Este foi o problema do Alckmin em 2008: não podia atacar a prefeitura, pois Kassab completara, de modo absolutamente fiel, o mandato de Serra na cidade, e também não podia defendê-la.
Neste ano, separados, nem o PSDB nem o PSD terão discurso na campanha, e o mais provável é que, sem a aliança, Kassab opte por não lançar candidato próprio, para não virar o grande saco de pancada da campanha, além do mais com pouco tempo de TV.
Para uma aliança, o PSD tem um candidato mais forte politicamente que os pré-candidatos do PSDB: o vice-governador Afif Domingos, que entra bem na classe média paulistana e tem a rede das Associações Comerciais como suporte a um discurso de defesa do consumidor, que marca sua vida política, levando-o a quase se eleger para o Senado. A outra opção de Kassab, o ex-presidente do Banco Central Henrique Meirelles, peca pela falta de apoio político.
Se a aliança do PSD de Kassab com o PSDB se mostrar inviável – e tudo indica que o será, pela distância que separa Alckmin do prefeito -, o mais provável é que o PSD se aproxime do PT, o que poderia dar vitória ao candidato de Lula, o hoje ministro da Educação Fernando Haddad, até mesmo no primeiro turno, pois traria para ele parte da classe média paulistana.
Mesmo com a impopularidade do prefeito em baixa neste momento, ele tem ainda recursos para reverter essa imagem. Além do mais, será difícil para o PSDB atacar sua gestão, pois ele tem se mantido fiel às diretrizes da gestão de Serra, e um ataque à sua gestão pode reverter contra o próprio PSDB.
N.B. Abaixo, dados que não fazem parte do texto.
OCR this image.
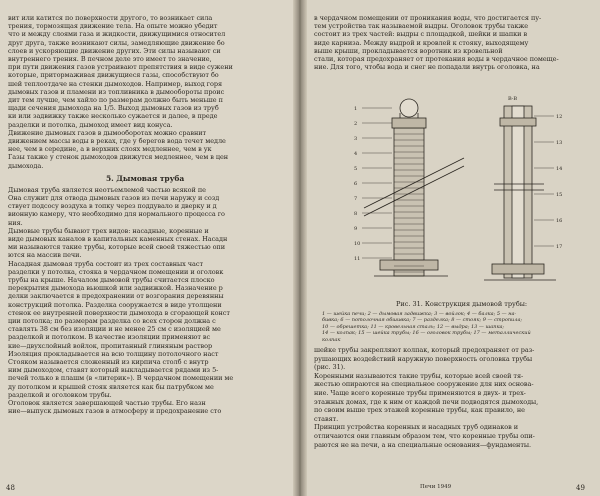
вит или катится по поверхности другого, то возникает сила
трения, тормозящая движение тела. На опыте можно убедит
что и между слоями газа и жидкости, движущимися относител
друг друга, также возникают силы, замедляющие движение бо
слоев и ускоряющие движение других. Эти силы называют си
внутреннего трения. В печном деле это имеет то значение,
при пути движения газов устраивают препятствия в виде сужени
которые, притормаживая движущиеся газы, способствуют бо
шей теплоотдаче на стенки дымоходов. Например, выход горя
дымовых газов и пламени из топливника в дымообороты проис
дит тем лучше, чем хайло по размерам должно быть меньше п
щади сечения дымохода на 1/5. Выход дымовых газов из труб
ки или задвижку также несколько сужается и далее, в преде
разделки и потолка, дымоход имеет вид конуса.
Движение дымовых газов в дымооборотах можно сравнит
движением массы воды в реках, где у берегов вода течет медле
нее, чем в середине, а в верхних слоях медленнее, чем в ук
Газы также у стенок дымоходов движутся медленнее, чем в цен
дымохода.
5. Дымовая труба
Дымовая труба является неотъемлемой частью всякой пе
Она служит для отвода дымовых газов из печи наружу и созд
ствует подсосу воздуха в топку через поддувало и дверку и д
вионную камеру, что необходимо для нормального процесса го
ния.
Дымовые трубы бывают трех видов: насадные, коренные и
виде дымовых каналов в капитальных каменных стенах. Насадн
ми называются такие трубы, которые всей своей тяжестью опи
ются на массив печи.
Насадная дымовая труба состоит из трех составных част
разделки у потолка, стояка в чердачном помещении и оголовк
трубы на крыше. Началом дымовой трубы считается плоско
перекрытия дымохода вьюшкой или задвижкой. Назначение р
делки заключается в предохранении от возгорания деревянны
конструкций потолка. Разделка сооружается в виде утолщени
стенок ее внутренней поверхности дымохода в сгорающей конст
ции потолка; по размерам разделка со всех сторон должна с
ставлять 38 см без изоляции и не менее 25 см с изоляцией ме
разделкой и потолком. В качестве изоляции применяют вс
кие—двухслойный войлок, пропитанный глиняным раствор
Изоляция прокладывается на всю толщину потолочного наст
Стояком называется сложенный из кирпича столб с внутр
ним дымоходом, ставят который выкладывается рядами из 5-
печей только в плашм (в «литерик»). В чердачном помещении ме
ду потолком и крышей стояк является как бы патрубком ме
разделкой и оголовком трубы.
Оголовок является завершающей частью трубы. Его назн
ние—выпуск дымовых газов в атмосферу и предохранение сто
48
В-В
1
2
3
4
5
6
7
8
9
10
11
12
13
14
15
16
17
в чердачном помещении от проникания воды, что достигается пу-
тем устройства так называемой выдры. Оголовок трубы также
состоит из трех частей: выдры с площадкой, шейки и шапки в
виде карниза. Между выдрой и кровлей к стояку, выходящему
выше крыши, прокладывается воротник из кровельной
стали, которая предохраняет от протекания воды в чердачное помеще-
ние. Для того, чтобы вода и снег не попадали внутрь оголовка, на
Рис. 31. Конструкция дымовой трубы:
1 — шейка печи; 2 — дымовая задвижка; 3 — войлок; 4 — балка; 5 — на-
бивка; 6 — потолочная обшивка; 7 — разделка; 8 — стояк; 9 — стропила;
10 — обрешетка; 11 — кровельная сталь; 12 — выдра; 13 — шапка;
14 — колпак; 15 — шейка трубы; 16 — оголовок трубы; 17 — металлический
колпак
шейке трубы закрепляют колпак, который предохраняет от раз-
рушающих воздействий наружную поверхность оголовка трубы
(рис. 31).
Коренными называются такие трубы, которые всей своей тя-
жестью опираются на специальное сооружение для них основа-
ние. Чаще всего коренные трубы применяются в двух- и трех-
этажных домах, где к ним от каждой печи подводятся дымоходы,
по своим выше трех этажей коренные трубы, как правило, не
ставят.
Принцип устройства коренных и насадных труб одинаков и
отличаются они главным образом тем, что коренные трубы опи-
раются не на печи, а на специальные основания—фундаменты.
Печи 1949	49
O governador Geraldo Alckmin tem na reeleição seu objetivo principal, e considera que a eleição para a Prefeitura não é determinante para o resultado da eleição de governo do Estado.
Em conversas com aliados, ele tem lembrado que perdeu a prefeitura em 2000, mas ganhou o Estado em 2002.
Num quadro mais amplo, Jânio ganhou de Fernando Henrique em 1985, e o PMDB ganhou o Estado em 1986 com Quércia; Erundina ganhou em 1988 pelo PT, mas o Quércia fez o sucessor em 1990. Maluf ganhou em 1992, mas Covas venceu em 1994. Serra perdeu em 1996, mas Covas se reelegeu em 1998.
Desta vez, no entanto, com a disposição de Lula de desbancar o PSDB do controle político de São Paulo, o quadro é diferente: o PT está entrando no décimo ano no governo central, com uma máquina política funcionando a pleno vapor e Lula no auge de seu prestígio político, mesmo que sua capacidade de influir na eleição de São Paulo seja reduzida, como mostraram as derrotas de Marta Suplicy e de Mercadante.
Se obtiverem o apoio da Prefeitura, com Gilberto Kassab à frente do PSD, terão também uma máquina local para alavancar a candidatura de Haddad, e o prefeito se livrará da principal fonte de críticas a seu governo.
Os demais candidatos, tanto Gabriel Chalita pelo PMDB quanto eventualmente Celso Russomano pelo PRB e Soninha pelo PPS não têm cacife político para transformar as críticas à Prefeitura paulistana em elemento catalisador da campanha.